Gawker is has published some of what was revealed after former President and Happiest Retiree Ever George W Bush was hacked by some dude who likes being investigated. Among the many files taken were images of these two self-portraits, which the piece reports Bush sent to his sister. *SLAPS FOREHEAD*
Wow. I mean, just, wow.
Assuming these are real, it is clear that the man missed his calling. Why did he waste all that time leadering the free world? His use of lighting, perspective and grout demonstrate the kind of talent that can’t be taught. The composition, the brushstrokes, other artsy words– He does them all so beautifully. Bush captures the joy of a gushing faucet that only a fourteen-year-old girl can appreciate. Or a sixty-six-year-old man.
I can’t help but want to jump in that tub with him and do some platonic man-scissoring, water-board rubber ducks for “quackformation”, be regaled between playful splashing about his adventures in that kickass helicopter and how he performed massages on female foreign heads-of-state who didn’t even know they wanted one. That’s how good these paintings are. It’s the kind of skill that makes even the greats jealous. Salvador Dali must be melting in his grave.
Anyway, the one on the left reminded me of something. Notice the face in the mirror? I, too, have a self-portrait (to be fair- mine is merely a photo) that features my face peering out of a circular mirror. Here, I put them side-by-side:
Obviously the former Big Sword and I share more in common than mere skin color and inability to eat pretzels without choking. It’s a similarity I’m not proud of but hey, as the saying goes, great men and war criminals think alike.
I use that picture for my facebook profile because I want people to feel welcomed and comforted when they visit my page. It’s inspired comments such as “This looks like a POV shot from a woman you’re about to murder” and “HAHAHAHA.”

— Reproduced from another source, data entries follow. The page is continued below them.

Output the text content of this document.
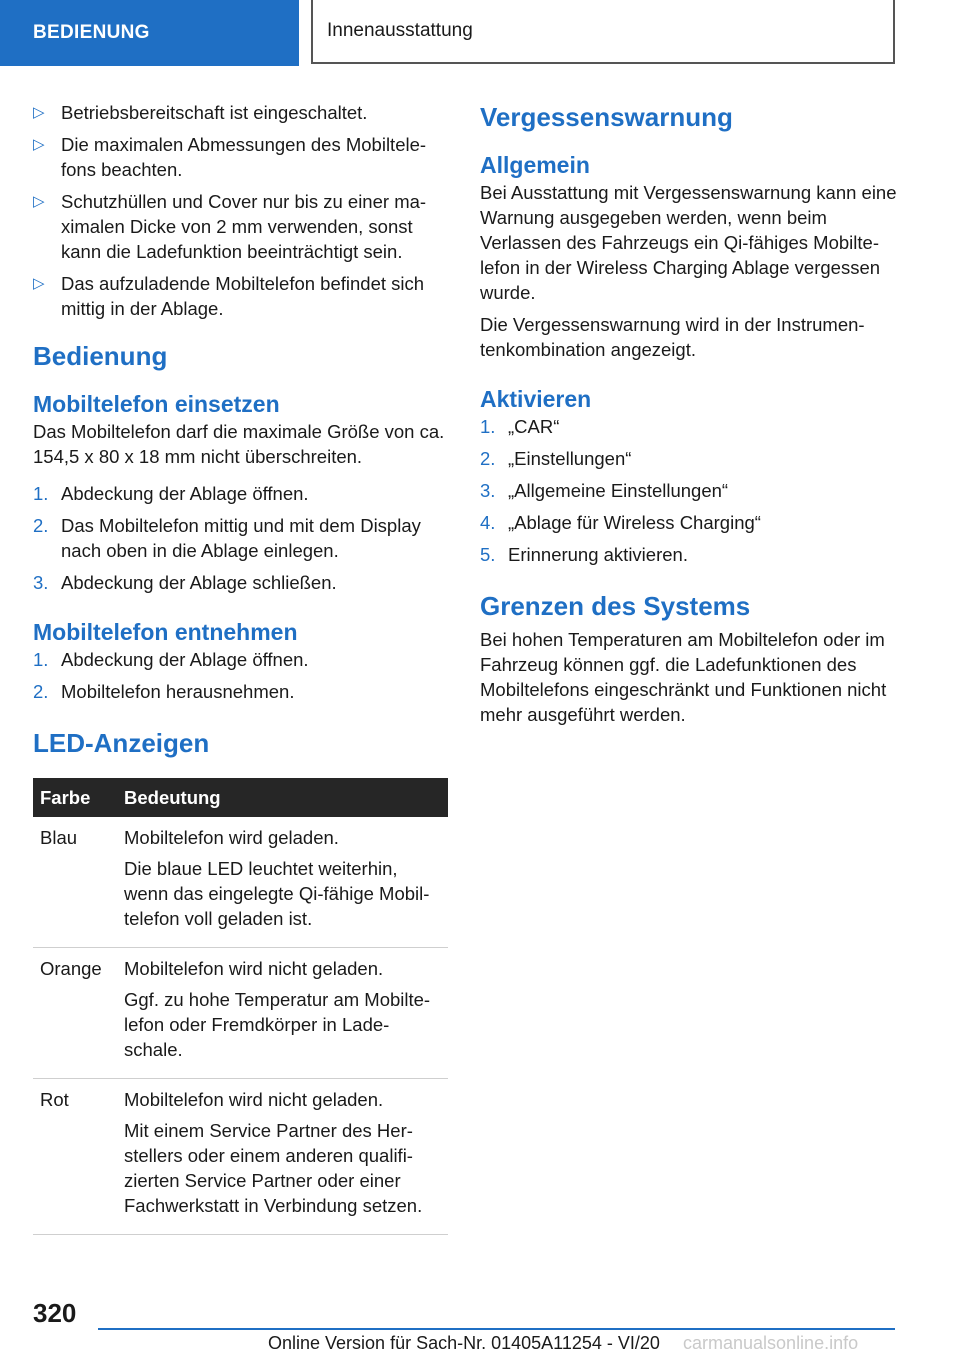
BEDIENUNG	Innenausstattung
▷ Betriebsbereitschaft ist eingeschaltet.
▷ Die maximalen Abmessungen des Mobiltele- fons beachten.
▷ Schutzhüllen und Cover nur bis zu einer ma- ximalen Dicke von 2 mm verwenden, sonst kann die Ladefunktion beeinträchtigt sein.
▷ Das aufzuladende Mobiltelefon befindet sich mittig in der Ablage.
Bedienung
Mobiltelefon einsetzen

Das Mobiltelefon darf die maximale Größe von ca. 154,5 x 80 x 18 mm nicht überschreiten.

1. Abdeckung der Ablage öffnen.
2. Das Mobiltelefon mittig und mit dem Display nach oben in die Ablage einlegen.
3. Abdeckung der Ablage schließen.
Mobiltelefon entnehmen
1. Abdeckung der Ablage öffnen.
2. Mobiltelefon herausnehmen.
LED-Anzeigen
Farbe	Bedeutung
Blau	Mobiltelefon wird geladen.

Die blaue LED leuchtet weiterhin, wenn das eingelegte Qi-fähige Mobil- telefon voll geladen ist.

Orange	Mobiltelefon wird nicht geladen.

Ggf. zu hohe Temperatur am Mobilte- lefon oder Fremdkörper in Lade- schale.

Rot	Mobiltelefon wird nicht geladen.

Mit einem Service Partner des Her- stellers oder einem anderen qualifi- zierten Service Partner oder einer Fachwerkstatt in Verbindung setzen.

Vergessenswarnung
Allgemein

Bei Ausstattung mit Vergessenswarnung kann eine Warnung ausgegeben werden, wenn beim Verlassen des Fahrzeugs ein Qi-fähiges Mobilte- lefon in der Wireless Charging Ablage vergessen wurde.

Die Vergessenswarnung wird in der Instrumen- tenkombination angezeigt.

Aktivieren
1. „CAR“
2. „Einstellungen“
3. „Allgemeine Einstellungen“
4. „Ablage für Wireless Charging“
5. Erinnerung aktivieren.
Grenzen des Systems

Bei hohen Temperaturen am Mobiltelefon oder im Fahrzeug können ggf. die Ladefunktionen des Mobiltelefons eingeschränkt und Funktionen nicht mehr ausgeführt werden.

320
Online Version für Sach-Nr. 01405A11254 - VI/20 carmanualsonline.info
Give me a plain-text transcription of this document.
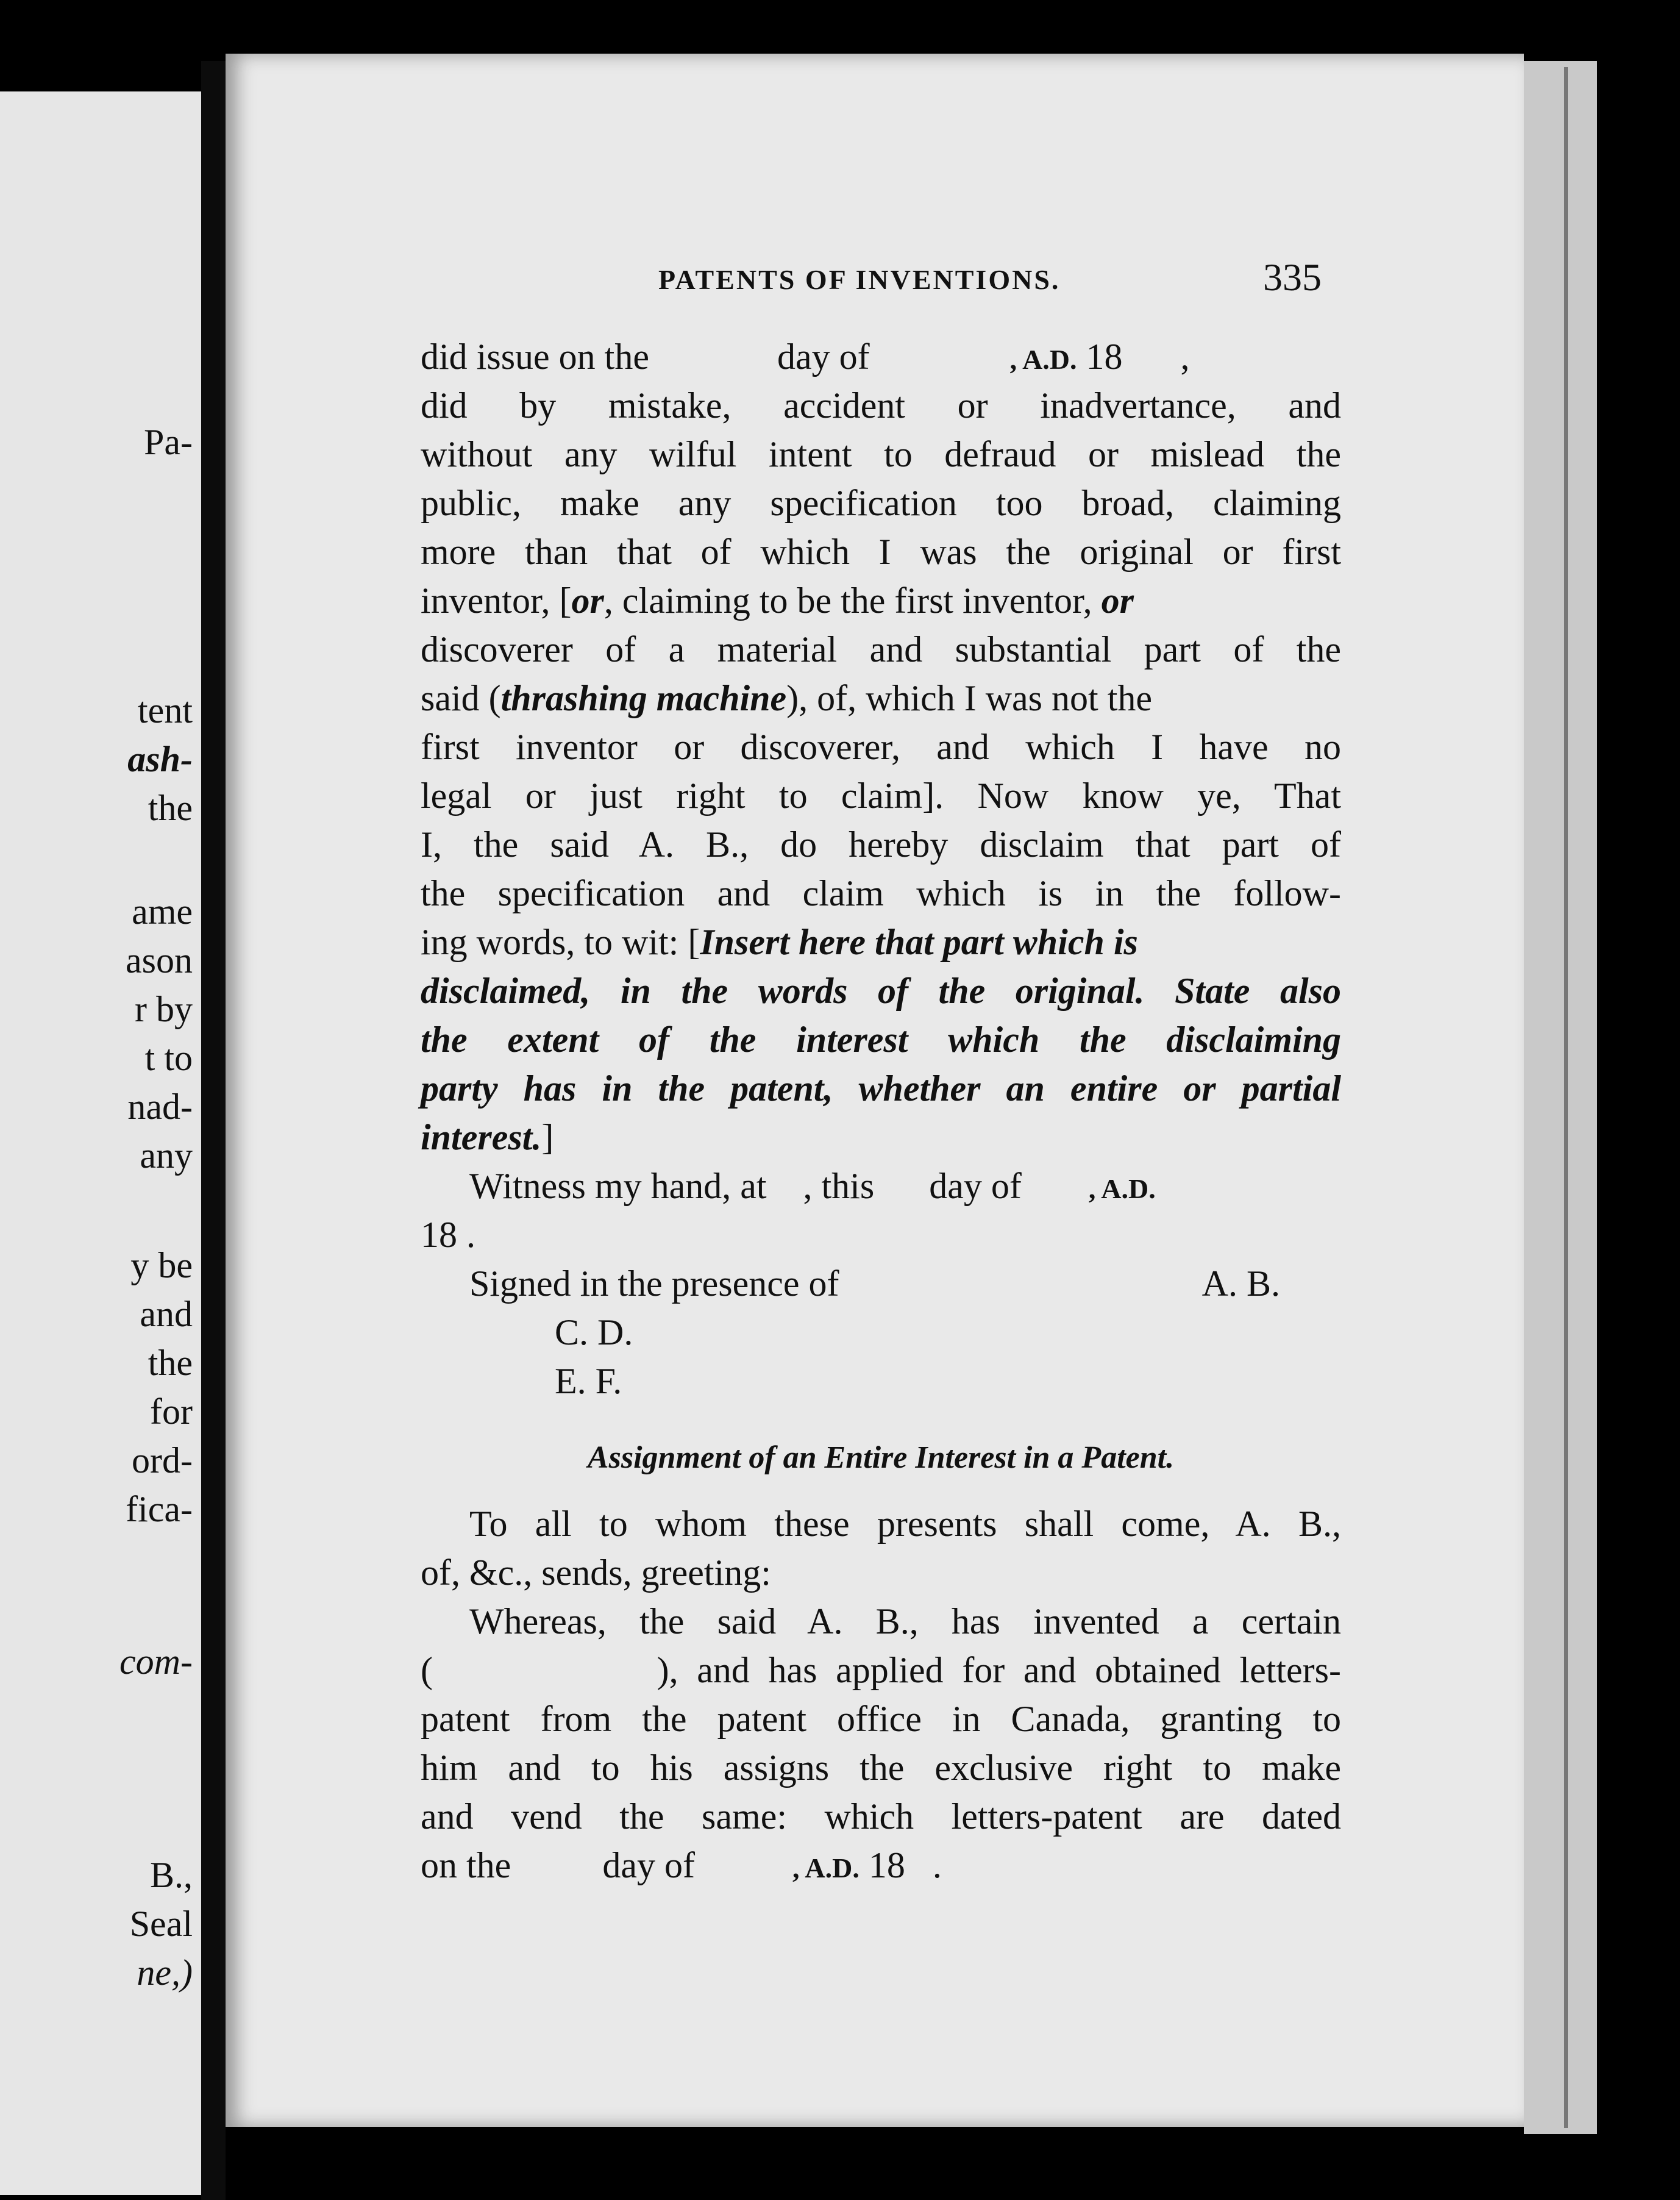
Pa-

tent

ash-

the

ame

ason

r by

t to

nad-

any

y be

and

the

for

ord-

fica-

com-

B.,

Seal

ne,)

PATENTS OF INVENTIONS.	335

did issue on the	day of	, A.D. 18 ,

did by mistake, accident or inadvertance, and

without any wilful intent to defraud or mislead the

public, make any specification too broad, claiming

more than that of which I was the original or first

inventor, [or, claiming to be the first inventor, or

discoverer of a material and substantial part of the

said (thrashing machine), of, which I was not the

first inventor or discoverer, and which I have no

legal or just right to claim]. Now know ye, That

I, the said A. B., do hereby disclaim that part of

the specification and claim which is in the follow-

ing words, to wit: [Insert here that part which is

disclaimed, in the words of the original. State also

the extent of the interest which the disclaiming

party has in the patent, whether an entire or partial

interest.]

Witness my hand, at , this day of , A.D.

18 .

Signed in the presence of	A. B.

C. D.

E. F.

Assignment of an Entire Interest in a Patent.

To all to whom these presents shall come, A. B.,

of, &c., sends, greeting:

Whereas, the said A. B., has invented a certain

(            ), and has applied for and obtained letters-

patent from the patent office in Canada, granting to

him and to his assigns the exclusive right to make

and vend the same: which letters-patent are dated

on the	day of	, A.D. 18   .
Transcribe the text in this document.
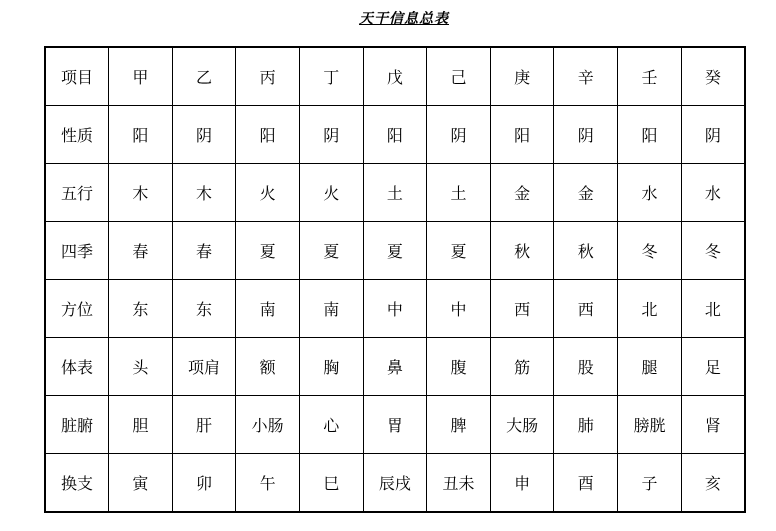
天干信息总表
项目	甲	乙	丙	丁	戊	己	庚	辛	壬	癸
性质	阳	阴	阳	阴	阳	阴	阳	阴	阳	阴
五行	木	木	火	火	土	土	金	金	水	水
四季	春	春	夏	夏	夏	夏	秋	秋	冬	冬
方位	东	东	南	南	中	中	西	西	北	北
体表	头	项肩	额	胸	鼻	腹	筋	股	腿	足
脏腑	胆	肝	小肠	心	胃	脾	大肠	肺	膀胱	肾
换支	寅	卯	午	巳	辰戌	丑未	申	酉	子	亥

But the people who have enjoyed seeing my disembodied head looming from around a dark corner are few compared to the millions throughout the world who, thanks to an intrepid hacker, now get a glimpse of an aging scion during his most intimate and most naked moments.
The difference is he has the bravery to act on the exact same quiet reflection we all do in the privacy of the bathroom: we get naked and think, “I should paint this.”